#5
Wszyscy radośnie rozmawialiśmy idąc przez las. Clemont pomyślał, że przed jego walką z Ashem pokona on clembota.
-Dokąd właściwie idziemy ? -zapytałam z zakłopotaniem
-Idziemy do Sali Santalune - ! Muszę zdobyć odznakę robaka ! -odpowiedział z życiem Ash
-A ty Cilan, będziesz z szedł nami aż do tej sali ? -zapytałam spoglądając na chłopaka
-Niestety. Na końcu lasu rozdzielimy się. Muszę zanieść ciastka zrobione przez Brocka do hotelu. Iris czeka... -odpowiedział
-To Iris jest w Kalos !? -wykrzyczał Ash zatrzymując się
-Tak. Przyleciała tu ze mną jakiś tydzień temu. Przebywamy razem w hotelu A nawet jest nas wię... -Zielonowłosy zasłonił usta po czym się poprawił - Jest nas wystarczająco w Kalos. Brock, Iris i ja...

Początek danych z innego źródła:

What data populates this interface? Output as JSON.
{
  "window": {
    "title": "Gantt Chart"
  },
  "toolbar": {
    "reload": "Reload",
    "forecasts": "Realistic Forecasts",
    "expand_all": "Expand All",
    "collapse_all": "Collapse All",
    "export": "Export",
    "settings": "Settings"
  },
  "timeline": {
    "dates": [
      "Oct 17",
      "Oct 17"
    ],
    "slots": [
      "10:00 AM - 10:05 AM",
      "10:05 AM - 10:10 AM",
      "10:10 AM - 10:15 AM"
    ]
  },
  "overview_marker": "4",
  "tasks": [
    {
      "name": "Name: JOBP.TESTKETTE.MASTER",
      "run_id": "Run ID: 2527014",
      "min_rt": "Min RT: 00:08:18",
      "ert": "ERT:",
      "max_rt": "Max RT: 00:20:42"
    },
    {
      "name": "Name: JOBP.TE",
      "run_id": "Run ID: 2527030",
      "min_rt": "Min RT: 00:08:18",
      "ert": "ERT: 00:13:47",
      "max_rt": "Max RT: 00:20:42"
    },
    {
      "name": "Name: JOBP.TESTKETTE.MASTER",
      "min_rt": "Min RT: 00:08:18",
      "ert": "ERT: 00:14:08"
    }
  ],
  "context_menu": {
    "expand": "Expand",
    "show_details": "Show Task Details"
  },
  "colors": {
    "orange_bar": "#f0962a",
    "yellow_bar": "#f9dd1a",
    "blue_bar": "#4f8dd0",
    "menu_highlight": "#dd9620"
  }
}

-A właśnie, co tu robi Brock ? Przecież on jest z innego regionu ! -krzyknął zdenerwowany Ash
-To jest dom po jego babci no i go odwiedził. -zachichotał Cilan - Ojej... -zatrzymał się- Muszę iść w prawo. Wy założę się, że w lewo.
-Prawda. Do zobaczenia, kumplu ! -powiedział czarnowłosy chłopiec ściskając dłoń przyjaciela
Nasze drogi się rozeszły.
---
Postanowiliśmy się na chwilę zatrzymać przy pobliskim strumyczku żeby chwilę odsapnąć. Ash postanowił wraz ze mną poszukać na mapie innych sali a tym czasem Bonnie i Clemont udawali pokemony.
-Pika Pi ! -zawołała rozbawiona Bonnie -Pika pi !!! -Zawołała przestraszonym (udawanym) głosem
-Pikachu ! Co się stało !? -krzyknął a w tym czasie zerwał się w stronę dziewczynki
-Pika Pika - pisknął zadowolony pikachu
-Ash, nie strasz mnie tak ! -krzyknęłam wystraszonym głosem
-Przepraszam. Po prostu martwię się o moje pokemony. Nie pozwolę by stała im się krzywda.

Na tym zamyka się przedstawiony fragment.